Die Wissenschafter der Universität Zürich baten 47 Paare, im Labor über ein für sie typisches Konfliktthema zu streiten. Vor dieser Diskussion erhielten die Paare entweder das Hormon Oxytocin oder ein Placebo als Nasenspray verabreicht. Das Verhalten der Teilnehmenden wurde gefilmt und anschliessend analysiert.

Ausserdem wurde das Stresshormon Cortisol bei beiden Partnern wiederholt im Speichel gemessen, um die psychobiologische Stressreaktion zu erfassen, wie die Universität Zürich am Montag mitteilte. Paare, die Oxytocin erhalten hatten, schnitten demnach «signifikant besser» ab als Paare mit Placebo.

Oxytocin beruhigt

Oxytocin verlängere die Dauer des positiven Verhaltens im Verhältnis zum negativen. Die Teilnehmenden lachten mehr, hörten besser zu oder bestätigten auch Aussagen des Partners. Negatives Konfliktverhalten wie Unterbrechen, Kritisieren oder Abwerten war bei Probanden mit Placebo viel stärker.

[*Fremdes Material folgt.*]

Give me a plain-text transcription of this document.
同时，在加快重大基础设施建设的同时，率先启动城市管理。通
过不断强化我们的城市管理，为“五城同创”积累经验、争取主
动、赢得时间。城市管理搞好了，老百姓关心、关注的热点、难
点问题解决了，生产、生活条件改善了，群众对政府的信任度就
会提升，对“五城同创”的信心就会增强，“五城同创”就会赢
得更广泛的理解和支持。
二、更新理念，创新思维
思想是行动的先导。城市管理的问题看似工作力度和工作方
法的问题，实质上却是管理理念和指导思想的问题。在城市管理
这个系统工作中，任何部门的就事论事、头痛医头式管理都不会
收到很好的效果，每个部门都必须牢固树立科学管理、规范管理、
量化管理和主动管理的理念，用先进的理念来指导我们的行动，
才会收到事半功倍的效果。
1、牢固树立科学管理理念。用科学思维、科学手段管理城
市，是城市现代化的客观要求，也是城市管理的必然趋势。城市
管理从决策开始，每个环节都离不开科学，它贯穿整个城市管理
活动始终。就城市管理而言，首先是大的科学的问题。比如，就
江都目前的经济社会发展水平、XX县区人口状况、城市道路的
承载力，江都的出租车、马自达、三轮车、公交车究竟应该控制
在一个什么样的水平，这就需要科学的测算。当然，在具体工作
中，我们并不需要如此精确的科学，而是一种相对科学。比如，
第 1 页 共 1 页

«Wann Oxytocin beim Menschen im Gehirn verstärkt ausgeschüttet wird, ist noch nicht bekannt», sagte die Psychologin und Studienleiterin Beate Ditze auf Anfrage. Verschiedene Untersuchungen weisen aber darauf hin, das Oxytocin bei Wärme, Berührung und nach einem Orgasmus ausgeschüttet wird. Klar hingegen ist, dass das Hormon bei Frauen kurz vor der Geburt in grösseren Mengen ins Blut abgegeben wird und so die Wehen auslöst. Auch ist es massgeblich am Milcheinschuss beteiligt.

Gesund dank Partnerschaft

Oxytocin habe einen direkten Einfluss auf das Stresshormon Cortisol und reduziere dieses, sagte Ditzen weiter. Bereits eine frühere Studie zeigte, dass Zärtlichkeit im Alltag von Paaren die Cortisolwerte verminderte. Auch dies könnte gemäss Ditzen auf die Wirkung von Oxyticin im Gehirn zurückzuführen sein.

Oxytocin bestimmt das soziale Verhalten mit, folgert die Studie, die in der Fachzeitschrift «Biological Psychiatry» erschien. Das Hormon sei ein möglicher biologischer Kandidat, der erklären könnte, warum Partnerschaften sich positiv auf die Gesundheit auswirkten. (oku)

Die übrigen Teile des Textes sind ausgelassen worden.